62’nci Uluslararası Antalya Altın Portakal Film Festivali’nin Ulusal Uzun Metraj Yarışma filmlerinden “Erken Kış”, Atatürk Kültür Merkezi (AKM) Aspendos Salonu’nda yapılan gösterimiyle seyirciyle buluştu. Gösterim sonrası düzenlenen söyleşiye filmin yönetmeni Özcan Alper, senarist Uğur Aydedim, yapımcılar Emre Oskay ve Soner Alper, kurgucu İsmet Araç ve oyuncu Leyla Tanar katıldı.
“Kafkasya’da bir ev arayışı: Öksüzlük, yersizlik, imkânsızlık”
“Erken Kış”, İstanbullu üst düzey bir çiftin, Gürcü ve Ukrayna kökenli bir sanatçının taşıyıcı anneliğiyle çocuk sahibi olma sürecini, savaşın gölgesinde ve karanlık bir dünya fonunda anlatıyor. Yönetmen Özcan Alper, filmin kendi filmografisindeki yerini şu sözlerle anlattı: “Daha önce büyük toplumsal hikâyelerin içinde bireysel hikâyeler anlattım. Bu filmde de o tema sürüyor ama bu kez Kafkasya’dayız. Tüm dünyayı ilgilendiren bir savaşın ortasında bir ev arayışını konu aldım. Öksüzlük, yersizlik ve imkânsızlık yine filmin merkezinde. Kapitalizmin en vahşi örneklerinden biriyle, dokuz ay karnında taşıdığın çocuğundan ayrılma fikriyle yola çıktık.”

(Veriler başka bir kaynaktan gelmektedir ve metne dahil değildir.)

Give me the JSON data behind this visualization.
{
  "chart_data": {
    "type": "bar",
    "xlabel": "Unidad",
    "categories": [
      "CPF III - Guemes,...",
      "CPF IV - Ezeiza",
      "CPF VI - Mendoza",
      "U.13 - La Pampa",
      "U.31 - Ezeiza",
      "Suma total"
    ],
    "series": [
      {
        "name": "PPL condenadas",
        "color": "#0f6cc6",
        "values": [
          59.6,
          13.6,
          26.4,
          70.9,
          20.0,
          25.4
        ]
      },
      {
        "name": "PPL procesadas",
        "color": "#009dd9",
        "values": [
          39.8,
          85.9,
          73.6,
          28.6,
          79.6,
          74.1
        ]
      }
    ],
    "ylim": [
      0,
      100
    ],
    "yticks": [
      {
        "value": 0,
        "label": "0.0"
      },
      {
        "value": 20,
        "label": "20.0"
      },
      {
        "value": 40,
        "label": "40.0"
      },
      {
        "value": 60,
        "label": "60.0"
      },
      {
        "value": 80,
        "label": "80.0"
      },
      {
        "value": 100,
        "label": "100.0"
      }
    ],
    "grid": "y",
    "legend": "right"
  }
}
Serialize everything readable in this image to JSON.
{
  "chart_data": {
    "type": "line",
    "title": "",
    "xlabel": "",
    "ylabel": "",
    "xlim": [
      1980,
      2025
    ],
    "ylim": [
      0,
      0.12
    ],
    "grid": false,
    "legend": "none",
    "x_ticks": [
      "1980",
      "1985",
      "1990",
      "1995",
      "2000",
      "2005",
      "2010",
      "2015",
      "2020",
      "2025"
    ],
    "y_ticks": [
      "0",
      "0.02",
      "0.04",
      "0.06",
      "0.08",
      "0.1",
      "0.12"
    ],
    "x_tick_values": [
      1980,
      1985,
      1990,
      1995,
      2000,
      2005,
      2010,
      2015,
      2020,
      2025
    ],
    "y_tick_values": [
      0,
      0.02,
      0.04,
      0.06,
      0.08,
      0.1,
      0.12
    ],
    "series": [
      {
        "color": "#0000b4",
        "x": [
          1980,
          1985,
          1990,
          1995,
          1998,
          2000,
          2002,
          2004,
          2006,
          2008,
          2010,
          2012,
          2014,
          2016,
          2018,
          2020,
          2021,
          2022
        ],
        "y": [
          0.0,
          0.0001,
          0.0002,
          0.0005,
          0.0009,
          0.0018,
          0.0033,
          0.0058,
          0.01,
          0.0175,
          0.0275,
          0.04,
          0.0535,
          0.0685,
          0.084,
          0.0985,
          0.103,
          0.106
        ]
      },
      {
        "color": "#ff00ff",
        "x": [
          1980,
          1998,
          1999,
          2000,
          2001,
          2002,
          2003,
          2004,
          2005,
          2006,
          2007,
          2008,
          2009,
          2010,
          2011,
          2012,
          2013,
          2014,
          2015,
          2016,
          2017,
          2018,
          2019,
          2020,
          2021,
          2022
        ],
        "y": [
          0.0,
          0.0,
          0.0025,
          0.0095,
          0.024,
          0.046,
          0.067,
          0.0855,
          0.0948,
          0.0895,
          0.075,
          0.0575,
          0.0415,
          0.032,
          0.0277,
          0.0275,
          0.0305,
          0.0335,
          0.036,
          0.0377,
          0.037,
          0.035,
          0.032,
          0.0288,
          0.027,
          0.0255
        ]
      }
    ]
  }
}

Alper, filmin coğrafyadan beslendiğini vurguladı: “Ben hep Kafkas filmi yapıyorum diyebilirim. Çünkü doğduğum yerden, o kültürden besleniyorum. Filmin rengini, tonunu ve hikayesini belirleyen şey coğrafyadır.”

“Yusuf’tan Ferhat’a: Bedel ödeyen idealistler”
Yönetmene, ilk uzun metrajı “Sonbahar”ın karakteri Yusuf ile “Erken Kış”ın baş karakteri Ferhat arasındaki benzerlikler sorulduğunda Alper şöyle yanıt verdi: “Aynı memleketten çıkan, aynı üniversitede okuyan karakterler olarak düşündük. Türkiye’de idealist insanlar hep bedel ödemek zorunda kalıyor. Ferhat da idealleri olan ama zamanla parayla kendi hapishanesini kuran biri. Sadece siyasal değil, düşünsel bir muhafazakârlaşma yaşıyoruz. Her şeyin cevabını arıyoruz ama bazen cevap yoktur. İşte o yüzden sinema, edebiyat, müzik vardır.”

“Erken Kış’ta doğallığın içindeydik”
Filmin başrol oyuncusu Leyla Tanar, çekim sürecinin temposunu ve doğallığını şu sözlerle anlattı: “Sette her şey doğaldı. Sabah kalkıyorum, saçımı yıkayıp ıslak saçla sete gidiyorum. Bazen hangi sahneyi çekeceğimizi bile bilmeden arabada hazırlanıyorduk. Yönetmenimiz ‘Leyla saçını topla, sahneyi çekiyoruz’ diyordu. O doğallığın içinde oynamak inanılmaz bir deneyimdi. Artık dizilere döndüğümde o duyguyu bulmakta zorlanıyorum.”